I think a lot of anyone's opinion about waste in America comes from where they live in America. I come from hippy central. I have friends whose families have compost piles, I know lots of people who reuse grocery bags. My mom always yelled at us to turn off the lights when we left a room. Everyone I know eats leftovers.

I've actually never seen perfumed toilet paper in America but there sure is a lot of it in France. Pink and purple and perfumed. Eeew. And I do think Americans go to the bathroom more often than the French. We drink a whole lot more water than they do. I also think that the French have a lot more money-wasting knicknacks in their houses than Americans do - at least Americans in Soleil's America. But this is also a judgement of Soleil's France, which is different from your France.

To add to Ksam's assessment of why they have fewer TVs per household in France, I'll add the fact that there is also a TV tax in France. If they tried to have one of those in the US there would be riots!

Katie said...

au soleil levant;
thats very interesting what you said. I guess it all just depends on the kind of people that you are around. Of course, we can't classify a group of people saying everyone is like this or everyone is like that. I'm sure there are many French people who are more wasteful than Americans. But this is just what I've experienced while being in France. Thanks everyone for your comments!

Milk Jam said...

@soleil actually you can have up to 4 or 5 tvs (i think that's the number) under 1 roof and pay 1 tax :-) a lot of students put their parent's address down so that they don't have to pay the tax.

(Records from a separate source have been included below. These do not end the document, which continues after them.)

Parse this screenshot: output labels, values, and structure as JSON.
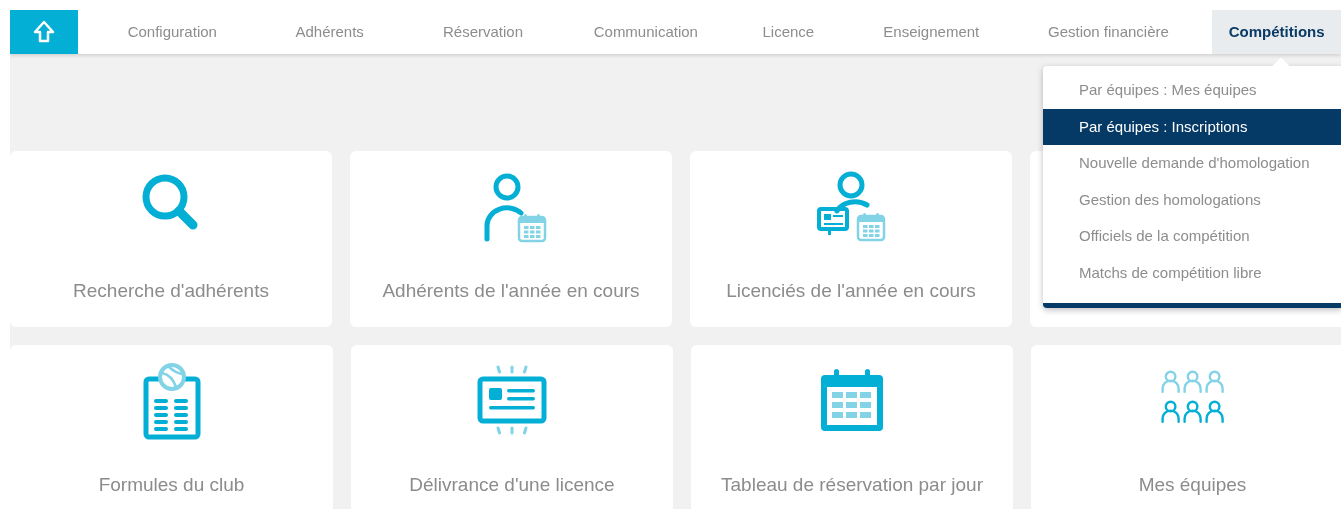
{
  "nav": {
    "tabs": [
      {
        "label": "Configuration",
        "selected": false
      },
      {
        "label": "Adhérents",
        "selected": false
      },
      {
        "label": "Réservation",
        "selected": false
      },
      {
        "label": "Communication",
        "selected": false
      },
      {
        "label": "Licence",
        "selected": false
      },
      {
        "label": "Enseignement",
        "selected": false
      },
      {
        "label": "Gestion financière",
        "selected": false
      },
      {
        "label": "Compétitions",
        "selected": true
      }
    ]
  },
  "dropdown": {
    "items": [
      {
        "label": "Par équipes : Mes équipes",
        "selected": false
      },
      {
        "label": "Par équipes : Inscriptions",
        "selected": true
      },
      {
        "label": "Nouvelle demande d'homologation",
        "selected": false
      },
      {
        "label": "Gestion des homologations",
        "selected": false
      },
      {
        "label": "Officiels de la compétition",
        "selected": false
      },
      {
        "label": "Matchs de compétition libre",
        "selected": false
      }
    ]
  },
  "cards": [
    {
      "label": "Recherche d'adhérents"
    },
    {
      "label": "Adhérents de l'année en cours"
    },
    {
      "label": "Licenciés de l'année en cours"
    },
    {
      "label": "Formules du club"
    },
    {
      "label": "Délivrance d'une licence"
    },
    {
      "label": "Tableau de réservation par jour"
    },
    {
      "label": "Mes équipes"
    }
  ]
}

in my corner of the us my mom has had a compost for the last 10 years :-) she get so proud of her little red worms doing their work! lol

Brian Alb said...

Im an American who lived in Versailles for 8 months and I think most of these comments are right on! French live a certain lifestyle mostly out of necessity. However, there are certain practices which Americans could pick up on mainly more efficient toilets and washing machines. I think also more Americans should air dry their clothes. When I returned the thing which really surprised me was how gigantic and wasteful American toilets are. I do however think that America is catching up with organic products, efficient light bulbs and even efficient cars.